The reason for GIF is simple: It autoplays on mobile web reliably.

There is no other reason not to use video.

What format are you converting the GIF to?
Thank god someone is doing this. I'd been looking for a way to dedicate a core of my laptop to animated gifs.
This is excellent. I've been dealing with weather radar images lately, and they're all terrible animated gifs. This sizes them down nicely.

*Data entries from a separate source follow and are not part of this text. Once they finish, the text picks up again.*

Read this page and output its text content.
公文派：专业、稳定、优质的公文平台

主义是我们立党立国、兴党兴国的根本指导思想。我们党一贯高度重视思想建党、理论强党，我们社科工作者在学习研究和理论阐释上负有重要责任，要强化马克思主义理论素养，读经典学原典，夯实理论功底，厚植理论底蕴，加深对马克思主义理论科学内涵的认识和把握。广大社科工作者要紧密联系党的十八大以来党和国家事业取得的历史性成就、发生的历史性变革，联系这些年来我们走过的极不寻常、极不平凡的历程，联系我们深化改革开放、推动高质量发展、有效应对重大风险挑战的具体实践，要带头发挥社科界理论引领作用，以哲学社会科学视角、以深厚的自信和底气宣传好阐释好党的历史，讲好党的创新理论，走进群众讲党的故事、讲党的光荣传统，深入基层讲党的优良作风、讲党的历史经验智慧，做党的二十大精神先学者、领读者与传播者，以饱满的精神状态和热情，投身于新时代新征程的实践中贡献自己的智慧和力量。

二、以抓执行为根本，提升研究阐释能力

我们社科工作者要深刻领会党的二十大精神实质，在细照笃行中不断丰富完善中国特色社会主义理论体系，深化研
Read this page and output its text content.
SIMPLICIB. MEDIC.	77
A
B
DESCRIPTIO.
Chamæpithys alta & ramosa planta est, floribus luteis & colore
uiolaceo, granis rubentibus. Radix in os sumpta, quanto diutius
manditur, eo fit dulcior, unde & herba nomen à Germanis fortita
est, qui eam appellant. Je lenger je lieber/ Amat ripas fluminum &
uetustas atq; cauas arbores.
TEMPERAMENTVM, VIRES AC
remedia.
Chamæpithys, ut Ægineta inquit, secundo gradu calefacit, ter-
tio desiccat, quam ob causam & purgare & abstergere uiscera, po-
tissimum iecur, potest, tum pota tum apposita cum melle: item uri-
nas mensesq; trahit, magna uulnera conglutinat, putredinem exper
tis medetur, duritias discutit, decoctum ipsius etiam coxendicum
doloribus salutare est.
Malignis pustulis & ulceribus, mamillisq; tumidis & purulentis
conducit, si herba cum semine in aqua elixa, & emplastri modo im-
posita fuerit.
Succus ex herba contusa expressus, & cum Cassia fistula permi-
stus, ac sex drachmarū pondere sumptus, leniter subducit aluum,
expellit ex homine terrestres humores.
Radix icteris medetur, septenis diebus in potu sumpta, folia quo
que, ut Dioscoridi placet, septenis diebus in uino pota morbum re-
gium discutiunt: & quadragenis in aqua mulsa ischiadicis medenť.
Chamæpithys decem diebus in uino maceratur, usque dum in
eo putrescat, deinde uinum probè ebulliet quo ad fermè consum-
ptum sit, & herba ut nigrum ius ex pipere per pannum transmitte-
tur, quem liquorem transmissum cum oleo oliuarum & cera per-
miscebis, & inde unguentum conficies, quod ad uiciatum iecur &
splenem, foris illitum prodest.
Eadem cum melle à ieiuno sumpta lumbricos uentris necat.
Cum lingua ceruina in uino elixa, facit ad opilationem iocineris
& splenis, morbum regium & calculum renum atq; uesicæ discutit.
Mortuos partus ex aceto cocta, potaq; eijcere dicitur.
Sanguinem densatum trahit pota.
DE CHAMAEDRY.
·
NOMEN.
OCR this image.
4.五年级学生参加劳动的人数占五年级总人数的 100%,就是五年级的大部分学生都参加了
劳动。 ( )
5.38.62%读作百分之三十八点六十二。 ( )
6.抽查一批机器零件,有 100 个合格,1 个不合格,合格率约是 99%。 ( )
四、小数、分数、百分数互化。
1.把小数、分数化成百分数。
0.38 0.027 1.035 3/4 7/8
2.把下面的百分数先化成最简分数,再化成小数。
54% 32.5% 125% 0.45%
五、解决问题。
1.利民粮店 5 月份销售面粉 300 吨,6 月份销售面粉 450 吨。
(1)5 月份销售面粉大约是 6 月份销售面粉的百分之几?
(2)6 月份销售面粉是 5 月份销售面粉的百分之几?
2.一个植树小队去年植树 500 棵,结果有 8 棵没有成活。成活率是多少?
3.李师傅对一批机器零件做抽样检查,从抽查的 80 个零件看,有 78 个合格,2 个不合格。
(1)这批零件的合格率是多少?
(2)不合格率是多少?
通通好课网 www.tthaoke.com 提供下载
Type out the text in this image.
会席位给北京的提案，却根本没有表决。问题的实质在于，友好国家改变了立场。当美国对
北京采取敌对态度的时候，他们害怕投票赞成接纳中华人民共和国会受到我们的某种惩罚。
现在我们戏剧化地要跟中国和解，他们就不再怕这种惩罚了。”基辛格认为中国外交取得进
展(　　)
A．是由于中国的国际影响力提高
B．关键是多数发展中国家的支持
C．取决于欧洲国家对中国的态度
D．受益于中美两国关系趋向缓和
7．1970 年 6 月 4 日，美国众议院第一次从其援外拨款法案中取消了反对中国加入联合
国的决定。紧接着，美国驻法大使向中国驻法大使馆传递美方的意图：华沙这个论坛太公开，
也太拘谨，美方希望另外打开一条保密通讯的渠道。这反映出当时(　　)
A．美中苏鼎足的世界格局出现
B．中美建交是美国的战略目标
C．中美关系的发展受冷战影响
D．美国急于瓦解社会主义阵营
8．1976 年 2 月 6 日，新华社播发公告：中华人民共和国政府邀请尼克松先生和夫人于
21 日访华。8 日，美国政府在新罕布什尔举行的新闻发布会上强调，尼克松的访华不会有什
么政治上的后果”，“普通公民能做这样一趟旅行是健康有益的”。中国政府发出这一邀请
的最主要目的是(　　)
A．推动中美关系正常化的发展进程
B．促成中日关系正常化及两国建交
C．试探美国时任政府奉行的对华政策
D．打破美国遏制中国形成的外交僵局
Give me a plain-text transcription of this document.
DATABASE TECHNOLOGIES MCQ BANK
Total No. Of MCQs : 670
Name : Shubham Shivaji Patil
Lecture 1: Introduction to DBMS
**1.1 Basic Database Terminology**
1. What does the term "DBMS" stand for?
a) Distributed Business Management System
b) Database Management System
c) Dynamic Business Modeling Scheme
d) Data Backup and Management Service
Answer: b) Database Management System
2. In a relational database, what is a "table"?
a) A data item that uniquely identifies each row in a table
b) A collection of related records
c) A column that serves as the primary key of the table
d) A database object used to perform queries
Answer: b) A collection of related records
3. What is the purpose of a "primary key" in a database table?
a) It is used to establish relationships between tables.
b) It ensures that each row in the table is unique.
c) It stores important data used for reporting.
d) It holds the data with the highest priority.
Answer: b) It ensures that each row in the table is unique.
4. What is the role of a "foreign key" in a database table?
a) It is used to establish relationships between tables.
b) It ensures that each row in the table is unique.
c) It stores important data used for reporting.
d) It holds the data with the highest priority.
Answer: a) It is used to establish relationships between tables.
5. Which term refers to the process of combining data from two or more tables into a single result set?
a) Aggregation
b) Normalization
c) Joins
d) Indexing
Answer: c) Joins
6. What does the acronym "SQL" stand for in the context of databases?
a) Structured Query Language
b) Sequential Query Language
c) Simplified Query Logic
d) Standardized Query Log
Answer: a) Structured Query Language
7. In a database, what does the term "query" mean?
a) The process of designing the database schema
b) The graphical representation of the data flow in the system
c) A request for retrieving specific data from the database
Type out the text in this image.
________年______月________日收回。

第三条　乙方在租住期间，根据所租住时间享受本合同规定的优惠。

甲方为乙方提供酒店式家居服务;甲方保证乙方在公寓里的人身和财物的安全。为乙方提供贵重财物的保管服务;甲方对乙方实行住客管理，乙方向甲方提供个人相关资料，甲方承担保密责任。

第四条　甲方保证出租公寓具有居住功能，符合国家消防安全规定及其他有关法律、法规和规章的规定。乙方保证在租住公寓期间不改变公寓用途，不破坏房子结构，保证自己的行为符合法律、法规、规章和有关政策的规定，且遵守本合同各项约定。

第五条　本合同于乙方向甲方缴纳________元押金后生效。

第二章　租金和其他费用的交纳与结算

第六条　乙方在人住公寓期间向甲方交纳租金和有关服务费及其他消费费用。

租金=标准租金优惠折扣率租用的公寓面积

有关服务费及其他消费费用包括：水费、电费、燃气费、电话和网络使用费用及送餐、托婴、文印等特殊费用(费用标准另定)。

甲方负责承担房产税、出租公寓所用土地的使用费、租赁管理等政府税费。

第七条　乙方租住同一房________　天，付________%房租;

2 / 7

A service like this really needs to support oEmbed. The oEmbed spec is pretty simple and it would make this more widely usable by popular blogging platforms, and make it easier to use on responsive websites. http://oembed.com/

> I've been dealing with weather radar images lately, and they're all terrible animated gifs

actually, weather radar is an ideal use-case for GIFs. they have limited colors, only a few dozen frames which may need to be delayed for a few hundred ms.

you should really try compressing the gifs using something like gifsicle [1], you'll be astounded by the resulting size (use lzw compression), quality and performance (use a global color palette). it will surpass any video you can make.

what GIFs are terrible at is photographs and video. for the majority of graphics and animations they're awesome sauce.

[1] http://www.lcdf.org/gifsicle/

As someone who's messed around with gifs a fair amount, I recommend using Imagrmagik over gifscicle since Imagemagik offers far more features and can do a much wider variety of compression on gifs.
You're correct: Radar is pretty well suited for a gif. But, it can still lead to 400kb images that are 150kb when h.264 video. For a mobile connection, that's worth caring about.
I cobbled together a similar service [1] a while back, but lost interest since I figured it wouldn't be profitable. FWIW the tech behind doing something like this is pretty simple, in my case a small shell script that uses imagemagick to dump the frames of the GIF as well as its framerate and then pipes into ffmpeg compiled with x264 and libvpx support.